Pour les musulmans, en 1188, le Philosophe Ibn Rushd (Averroès), un des plus grands philosophes de la civilisation islamique, est accusé d'hérésie (2) parce qu'il « renvoie » la religion à la sphère privée... à la différence de son contradicteur Al-Ghazali
Chez les Juifs, Spinoza, le premier laïque de l'histoire a été banni par les Juifs portugais d'Amsterdam pour hérésie (3) pour avoir affirmé que « Dieu n'existe que philosophiquement. »
Les « pour » et les « contre »
L'approche française d'un État laïque ne se retrouve pas partout. Certains États européens conservent une religion d'État (Royaume-Uni), tandis que d'autres, tout en fixant le principe de la liberté religieuse, privilégient une religion en particulier ou interviennent dans la vie religieuse, par exemple en la finançant (Allemagne). En France, les religions n'ont pas à intervenir dans les affaires de l'état, aux États -Unis, c'est l'inverse qui se produit.
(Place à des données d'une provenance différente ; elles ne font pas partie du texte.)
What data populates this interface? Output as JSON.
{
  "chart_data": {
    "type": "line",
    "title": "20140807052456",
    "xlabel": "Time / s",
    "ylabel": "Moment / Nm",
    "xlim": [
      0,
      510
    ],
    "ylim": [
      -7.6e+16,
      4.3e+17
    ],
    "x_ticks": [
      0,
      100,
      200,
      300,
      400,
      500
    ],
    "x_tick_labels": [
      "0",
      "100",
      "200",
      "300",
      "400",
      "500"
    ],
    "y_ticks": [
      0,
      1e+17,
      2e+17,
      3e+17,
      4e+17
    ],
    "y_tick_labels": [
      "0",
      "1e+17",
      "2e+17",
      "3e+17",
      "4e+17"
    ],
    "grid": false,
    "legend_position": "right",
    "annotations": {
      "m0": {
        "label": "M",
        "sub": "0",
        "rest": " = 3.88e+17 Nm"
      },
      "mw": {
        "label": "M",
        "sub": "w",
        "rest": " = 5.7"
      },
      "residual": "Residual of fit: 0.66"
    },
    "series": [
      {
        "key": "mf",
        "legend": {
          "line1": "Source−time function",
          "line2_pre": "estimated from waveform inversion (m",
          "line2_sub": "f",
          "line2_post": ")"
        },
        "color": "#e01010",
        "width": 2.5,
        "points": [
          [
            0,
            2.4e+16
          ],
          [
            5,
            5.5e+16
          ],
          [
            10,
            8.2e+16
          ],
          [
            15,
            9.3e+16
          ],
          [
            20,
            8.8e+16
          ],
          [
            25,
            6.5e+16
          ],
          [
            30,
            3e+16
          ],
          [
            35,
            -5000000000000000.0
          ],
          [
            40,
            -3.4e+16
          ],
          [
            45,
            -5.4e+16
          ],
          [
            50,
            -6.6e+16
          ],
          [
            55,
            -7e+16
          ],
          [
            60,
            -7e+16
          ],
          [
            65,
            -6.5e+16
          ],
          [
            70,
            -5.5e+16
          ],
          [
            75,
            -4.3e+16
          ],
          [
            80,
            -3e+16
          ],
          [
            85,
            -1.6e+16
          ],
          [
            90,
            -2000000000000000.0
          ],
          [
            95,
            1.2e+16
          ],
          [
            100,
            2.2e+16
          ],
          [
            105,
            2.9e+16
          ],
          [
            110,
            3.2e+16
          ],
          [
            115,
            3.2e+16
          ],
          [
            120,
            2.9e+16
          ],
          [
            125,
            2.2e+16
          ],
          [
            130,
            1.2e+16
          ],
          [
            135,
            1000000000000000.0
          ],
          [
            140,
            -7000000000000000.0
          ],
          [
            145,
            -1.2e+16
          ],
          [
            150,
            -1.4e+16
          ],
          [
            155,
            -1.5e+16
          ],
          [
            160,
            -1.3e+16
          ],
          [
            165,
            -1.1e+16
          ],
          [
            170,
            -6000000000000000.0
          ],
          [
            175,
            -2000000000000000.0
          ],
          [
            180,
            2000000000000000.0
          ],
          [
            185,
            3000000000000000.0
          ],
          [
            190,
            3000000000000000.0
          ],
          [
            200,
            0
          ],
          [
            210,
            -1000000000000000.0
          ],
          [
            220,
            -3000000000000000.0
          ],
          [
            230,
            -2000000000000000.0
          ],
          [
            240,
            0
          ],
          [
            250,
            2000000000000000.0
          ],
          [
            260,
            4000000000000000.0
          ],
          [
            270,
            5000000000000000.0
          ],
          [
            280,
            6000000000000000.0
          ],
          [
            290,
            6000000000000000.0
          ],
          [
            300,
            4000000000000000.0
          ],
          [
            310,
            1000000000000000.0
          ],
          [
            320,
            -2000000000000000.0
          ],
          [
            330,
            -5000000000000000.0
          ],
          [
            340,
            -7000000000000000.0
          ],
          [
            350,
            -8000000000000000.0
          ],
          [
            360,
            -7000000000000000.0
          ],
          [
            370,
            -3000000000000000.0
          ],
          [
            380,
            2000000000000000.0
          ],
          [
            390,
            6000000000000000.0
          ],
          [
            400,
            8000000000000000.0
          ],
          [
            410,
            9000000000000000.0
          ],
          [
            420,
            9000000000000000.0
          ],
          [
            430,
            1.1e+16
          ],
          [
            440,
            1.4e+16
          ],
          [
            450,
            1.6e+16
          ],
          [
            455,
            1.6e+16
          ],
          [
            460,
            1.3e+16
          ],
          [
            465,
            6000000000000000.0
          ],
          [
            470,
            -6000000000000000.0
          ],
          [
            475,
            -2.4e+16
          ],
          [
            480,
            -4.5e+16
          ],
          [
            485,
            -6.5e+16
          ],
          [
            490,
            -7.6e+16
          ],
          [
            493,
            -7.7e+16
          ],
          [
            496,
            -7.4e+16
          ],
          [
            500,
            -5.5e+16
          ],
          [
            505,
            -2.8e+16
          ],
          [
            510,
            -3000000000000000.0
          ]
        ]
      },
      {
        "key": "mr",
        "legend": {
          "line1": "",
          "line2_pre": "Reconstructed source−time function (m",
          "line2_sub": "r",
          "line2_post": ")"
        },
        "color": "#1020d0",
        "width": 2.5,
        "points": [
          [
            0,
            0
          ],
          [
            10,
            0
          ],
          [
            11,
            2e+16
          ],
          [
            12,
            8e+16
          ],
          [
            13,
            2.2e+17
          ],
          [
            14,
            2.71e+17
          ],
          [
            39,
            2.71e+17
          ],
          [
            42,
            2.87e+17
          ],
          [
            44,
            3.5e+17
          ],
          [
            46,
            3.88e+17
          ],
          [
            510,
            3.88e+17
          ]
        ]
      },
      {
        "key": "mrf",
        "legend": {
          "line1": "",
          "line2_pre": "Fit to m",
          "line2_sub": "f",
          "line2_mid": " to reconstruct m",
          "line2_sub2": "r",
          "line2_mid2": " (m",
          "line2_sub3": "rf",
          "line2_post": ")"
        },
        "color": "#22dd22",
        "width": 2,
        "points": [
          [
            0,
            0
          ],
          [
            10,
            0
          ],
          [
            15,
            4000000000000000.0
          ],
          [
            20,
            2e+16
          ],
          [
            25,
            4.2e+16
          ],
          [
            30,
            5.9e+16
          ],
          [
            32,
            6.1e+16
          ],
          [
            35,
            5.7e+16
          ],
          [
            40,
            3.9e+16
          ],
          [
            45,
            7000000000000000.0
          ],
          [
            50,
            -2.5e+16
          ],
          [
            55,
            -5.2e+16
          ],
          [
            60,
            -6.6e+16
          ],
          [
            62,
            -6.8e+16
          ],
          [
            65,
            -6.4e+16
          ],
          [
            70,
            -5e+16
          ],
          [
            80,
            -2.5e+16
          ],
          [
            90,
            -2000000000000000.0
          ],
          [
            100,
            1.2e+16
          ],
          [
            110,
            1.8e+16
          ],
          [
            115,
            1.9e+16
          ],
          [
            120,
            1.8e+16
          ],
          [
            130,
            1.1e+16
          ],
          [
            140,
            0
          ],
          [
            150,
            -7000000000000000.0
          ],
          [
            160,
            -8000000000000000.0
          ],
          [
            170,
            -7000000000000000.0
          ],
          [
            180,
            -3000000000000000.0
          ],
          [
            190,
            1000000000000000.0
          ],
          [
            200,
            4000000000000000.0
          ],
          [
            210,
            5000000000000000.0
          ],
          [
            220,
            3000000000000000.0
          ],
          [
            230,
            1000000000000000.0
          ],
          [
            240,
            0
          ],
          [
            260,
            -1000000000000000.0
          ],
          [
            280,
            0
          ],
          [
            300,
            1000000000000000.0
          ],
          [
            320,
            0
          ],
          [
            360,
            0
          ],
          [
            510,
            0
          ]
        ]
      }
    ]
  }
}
La reine d'Angleterre est le chef de l'église anglicane et le président américain prête serment sur la bible et conclut souvent ses discours par « Que Dieu bénisse l'Amérique ». Le billet d'un dollar porte la mention : « in God we trust » (4), mais ce dieu est considéré comme commun à toutes les religions monothéistes.
Que dit la jurisprudence ?
En 1992 Le conseil d'État (7) adopte une interprétation souple du principe de laïcité comprenant la neutralité du service public et la liberté de croyance des élèves. La loi de 2004 va apporter un éclairage différent sur le sujet.
Ce qu'il est intéressant de noter, c’est que le conseil d’état en 1989, après « l’affaire du foulard de Creil » dit dans un premier temps que le port de signe religieux à l’école ne remet pas en cause le principe de laïcité. Le conseil d’état donne la responsabilité aux chefs d’établissement de gérer les situations au cas par cas.
Il faudra attendre la commission Stasi en 2003 pour que 26 nouvelles propositions soient faites pour l’école, dont une seule sera légiférée. La loi du 15 mars 2004 inscrite dans le code de l’éducation.
Cette proposition qui est faite par la Commission Stasi et qui va s’inscrire dans le cadre réglementaire par la suite repose au départ sur deux piliers : le non prosélytisme (10) entres élèves et la protection des enseignants et de leurs enseignements.
Que dit le droit ?
-1789 : la Déclaration des Droits de l'Homme et du Citoyen institue la liberté religieuse (5)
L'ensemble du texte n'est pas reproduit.